VCR (Visual Commonsense Reasoning) is a large-scale dataset with no audio which is used for cognition-level visual understanding. TVQA is a large-scale video QA dataset based on six popular TV shows (Friends, The Big Bang Theory, How I Met Your Mother, House M.D., Grey’s Anatomy, and Castle). Finally, Kinetics-600 is a collection of 650,000 video clips that cover hundreds of human action classes.
According to the study’s paper, which will be presented at IEEE/CVF International Conference on Computer Vision and Pattern Recognition in June, RESERVE shows significant performance improvements over competing models. For instance, it requires one-fifth the floating-point operations used by the VisualBERT multimodal model.
The project team anticipates that video-pretrained models might someday assist low-vision or deaf users or be used for mining insights about video-watching trends. However, they also recognize the datasets used to train RESERVE introduce inevitable biases which needs to be addressed.

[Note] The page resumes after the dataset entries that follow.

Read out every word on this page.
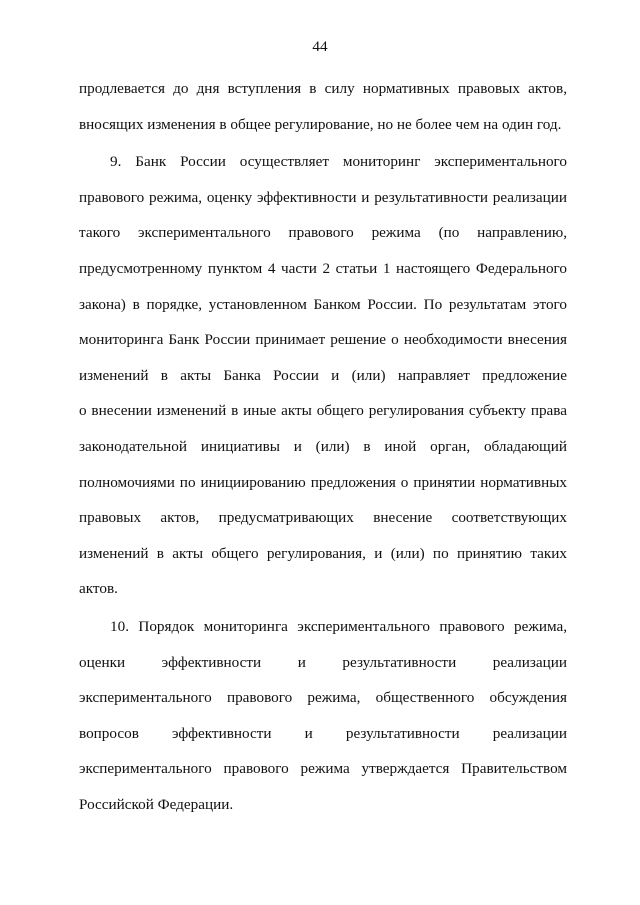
44
продлевается до дня вступления в силу нормативных правовых актов,
вносящих изменения в общее регулирование, но не более чем на один год.
9. Банк России осуществляет мониторинг экспериментального
правового режима, оценку эффективности и результативности реализации
такого экспериментального правового режима (по направлению,
предусмотренному пунктом 4 части 2 статьи 1 настоящего Федерального
закона) в порядке, установленном Банком России. По результатам этого
мониторинга Банк России принимает решение о необходимости внесения
изменений в акты Банка России и (или) направляет предложение
о внесении изменений в иные акты общего регулирования субъекту права
законодательной инициативы и (или) в иной орган, обладающий
полномочиями по инициированию предложения о принятии нормативных
правовых актов, предусматривающих внесение соответствующих
изменений в акты общего регулирования, и (или) по принятию таких
актов.
10. Порядок мониторинга экспериментального правового режима,
оценки эффективности и результативности реализации
экспериментального правового режима, общественного обсуждения
вопросов эффективности и результативности реализации
экспериментального правового режима утверждается Правительством
Российской Федерации.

Beyond just the words being spoken, audio can provide a lot of additional contextual information. This shouldn’t come as a surprise for us, based on our own experiences, but it’s fascinating that the performance of the AI can be significantly improved by this as well. That may be because in synchronizing the extra information, new statistical correlations can be made.
“Audio is a lot of things. It’s not just voice, but sound effects too and hearing those sound effects does improve your understanding of the world,” Zellers observed.
“Another thing is tone of voice, the human communication dynamics. If you just look at the words, without the audio context, you miss a lot. But if someone says that word with a specific emotion, then the model can do a lot better. And actually, we find it does.”
MERLOT and RESERVE are part of AI2’s Mosaic team which focuses on developing systems that can measure and develop machine commonsense. Machine commonsense has been an area of interest in the field of artificial intelligence for decades. Being able to factor and anticipate real world relationships between different objects and processes would make our AI tools far more useful to us.
However, it’s not enough to simply load a bunch of facts and rules about how the world works into a system and expect it to work. The world is simply too complex to do this. We, on the other hand, learn by interacting with our environment through our various senses from the moment we’re born. We incrementally build an understanding about what happens in the world and why. Some machine commonsense projects use a similar approach. For MERLOT and RESERVE, incorporating additional modalities provides extra information much as our senses do.
“I think medium and long term, what I’m really excited about is AI that converses with us in multiple modalities like audio and gesture so it can make connections about the stuff we’re doing,” Zellers observed. The authors of the project paper, “MERLOT RESERVE: Neural Script Knowledge through Vision and Language and Sound” are Rowan Zellers, Jiasen Lu, Ximing Lu, Youngjae Yu, Yanpeng Zhao, Mohammadreza Salehi, Aditya Kusupati, Jack Hessel, Ali Farhadi, and Yejin Choi. A demo for RESERVE can be found at AI2.